Silver Meritorious Patron
Yes, I like technical details BUT a summary is needed. :)
This is tough. In coming out of Scientology I came to believe in a profound difference between having an opinion and having an educated opinion. Scientology used appeal to authority and the alleged expertise of Hubbard to support his claims.

In looking at the psychology of belief and rhetoric I came to believe that most of the beliefs we hold really are not formed by careful analysis of evidence and arguments. Instead we usually believe things based on if they are not a challenge to our identity or beliefs and if we are indoctrinated with them as children and maintain them through adolescence with our peers and then as adults if people we consider like ourselves believe something we generally do as well.

In leaving Scientology I ended up reading a lot about the history of experiments in psychology and what were good or bad experiments and which had variations or other experiments to verify or falsify or clarify findings. So, I took on the mindset that I had to examine a lot of evidence and get enough education to really have a lot of understanding to support a belief. The beliefs we have for things too complex for most of us to understand are ones that aren't the same as ones for things we personally know.

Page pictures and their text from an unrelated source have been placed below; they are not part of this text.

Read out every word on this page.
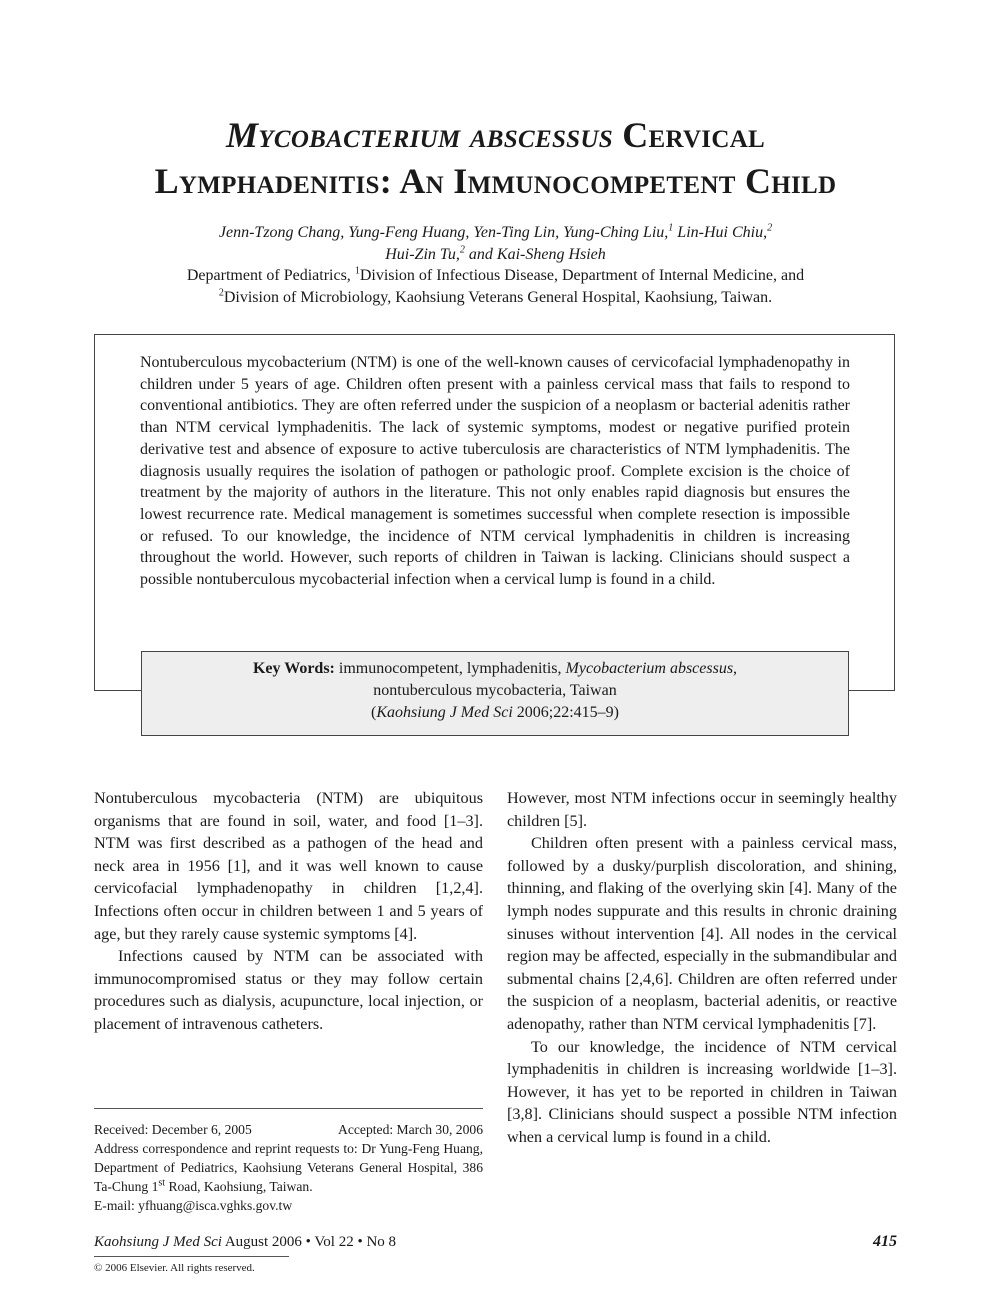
Mycobacterium abscessus Cervical
Lymphadenitis: An Immunocompetent Child
Jenn-Tzong Chang, Yung-Feng Huang, Yen-Ting Lin, Yung-Ching Liu,$^1$ Lin-Hui Chiu,$^2$
Hui-Zin Tu,$^2$ and Kai-Sheng Hsieh
Department of Pediatrics, $^1$Division of Infectious Disease, Department of Internal Medicine, and
$^2$Division of Microbiology, Kaohsiung Veterans General Hospital, Kaohsiung, Taiwan.
Nontuberculous mycobacterium (NTM) is one of the well-known causes of cervicofacial lymphadenopathy in children under 5 years of age. Children often present with a painless cervical mass that fails to respond to conventional antibiotics. They are often referred under the suspicion of a neoplasm or bacterial adenitis rather than NTM cervical lymphadenitis. The lack of systemic symptoms, modest or negative purified protein derivative test and absence of exposure to active tuberculosis are characteristics of NTM lymphadenitis. The diagnosis usually requires the isolation of pathogen or pathologic proof. Complete excision is the choice of treatment by the majority of authors in the literature. This not only enables rapid diagnosis but ensures the lowest recurrence rate. Medical management is sometimes successful when complete resection is impossible or refused. To our knowledge, the incidence of NTM cervical lymphadenitis in children is increasing throughout the world. However, such reports of children in Taiwan is lacking. Clinicians should suspect a possible nontuberculous mycobacterial infection when a cervical lump is found in a child.
Key Words: immunocompetent, lymphadenitis, Mycobacterium abscessus,
nontuberculous mycobacteria, Taiwan
(Kaohsiung J Med Sci 2006;22:415–9)

Nontuberculous mycobacteria (NTM) are ubiquitous organisms that are found in soil, water, and food [1–3]. NTM was first described as a pathogen of the head and neck area in 1956 [1], and it was well known to cause cervicofacial lymphadenopathy in children [1,2,4]. Infections often occur in children between 1 and 5 years of age, but they rarely cause systemic symptoms [4].

Infections caused by NTM can be associated with immunocompromised status or they may follow certain procedures such as dialysis, acupuncture, local injection, or placement of intravenous catheters.

However, most NTM infections occur in seemingly healthy children [5].

Children often present with a painless cervical mass, followed by a dusky/purplish discoloration, and shining, thinning, and flaking of the overlying skin [4]. Many of the lymph nodes suppurate and this results in chronic draining sinuses without intervention [4]. All nodes in the cervical region may be affected, especially in the submandibular and submental chains [2,4,6]. Children are often referred under the suspicion of a neoplasm, bacterial adenitis, or reactive adenopathy, rather than NTM cervical lymphadenitis [7].

To our knowledge, the incidence of NTM cervical lymphadenitis in children is increasing worldwide [1–3]. However, it has yet to be reported in children in Taiwan [3,8]. Clinicians should suspect a possible NTM infection when a cervical lump is found in a child.

Received: December 6, 2005	Accepted: March 30, 2006
Address correspondence and reprint requests to: Dr Yung-Feng Huang, Department of Pediatrics, Kaohsiung Veterans General Hospital, 386 Ta-Chung 1st Road, Kaohsiung, Taiwan.
E-mail: yfhuang@isca.vghks.gov.tw
Kaohsiung J Med Sci August 2006 • Vol 22 • No 8	415
© 2006 Elsevier. All rights reserved.
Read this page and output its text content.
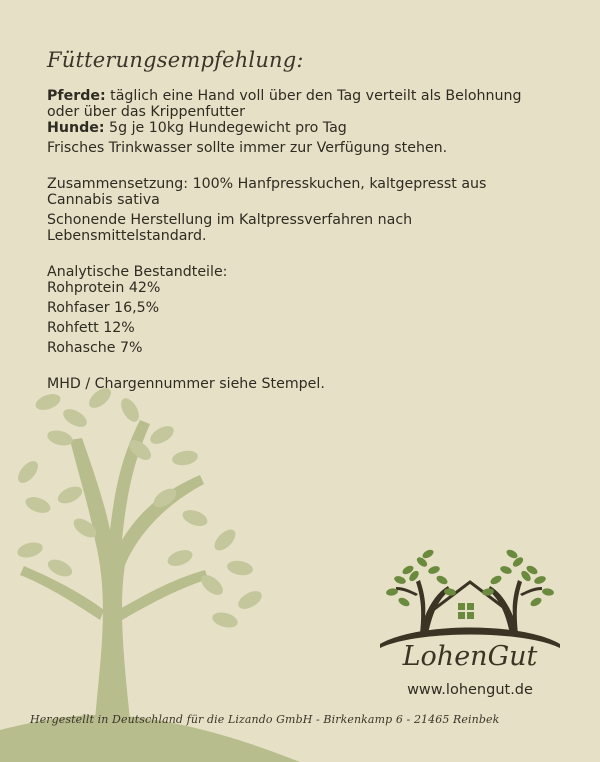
Fütterungsempfehlung:

Pferde: täglich eine Hand voll über den Tag verteilt als Belohnung

oder über das Krippenfutter

Hunde: 5g je 10kg Hundegewicht pro Tag

Frisches Trinkwasser sollte immer zur Verfügung stehen.

Zusammensetzung: 100% Hanfpresskuchen, kaltgepresst aus

Cannabis sativa

Schonende Herstellung im Kaltpressverfahren nach

Lebensmittelstandard.

Analytische Bestandteile:

Rohprotein 42%

Rohfaser 16,5%

Rohfett 12%

Rohasche 7%

MHD / Chargennummer siehe Stempel.

LohenGut
www.lohengut.de
Hergestellt in Deutschland für die Lizando GmbH - Birkenkamp 6 - 21465 Reinbek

We can know that two plus two results in four by taking two items and adding two more and counting the four items. But I don't have enough education to evaluate the truth of any claim about hundreds of things like the speed of light, the size of the universe, the age of the universe and much more. Now, usually people just believe the ideas that their peers believe but unless they have a lot of education they are no more qualified to know these things than me.

So, I try to present enough evidence to support most of the ideas, especially if they are scientific, for someone to evaluate the evidence. That way you don't have to rely on my opinion, you can look at the evidence and if you are interested look into it further.

If I just have my opinions as summaries that would be less helpful in my opinion than presenting supporting evidence.

I have read dozens of books on psychology, neuroscience, cults and related topics.

I have found that books that only give conclusions and opinions as summaries are essentially useless to me.
 

freethinker

Sponsor
It seems like you are picking a scab and hoping that one day when you do, it won't bleed this time. Try dropping the whole subject for a long period of time to let the wound heal. If yo still want to pick the scab after that, I don't know what to tell you but you'll be spending a lifetime doing this.

If you want to know why you fell into Scientology, it's because you believed him. If you want to know why you believed him, it's because you wanted to.

Then one day you didn't want to anymore.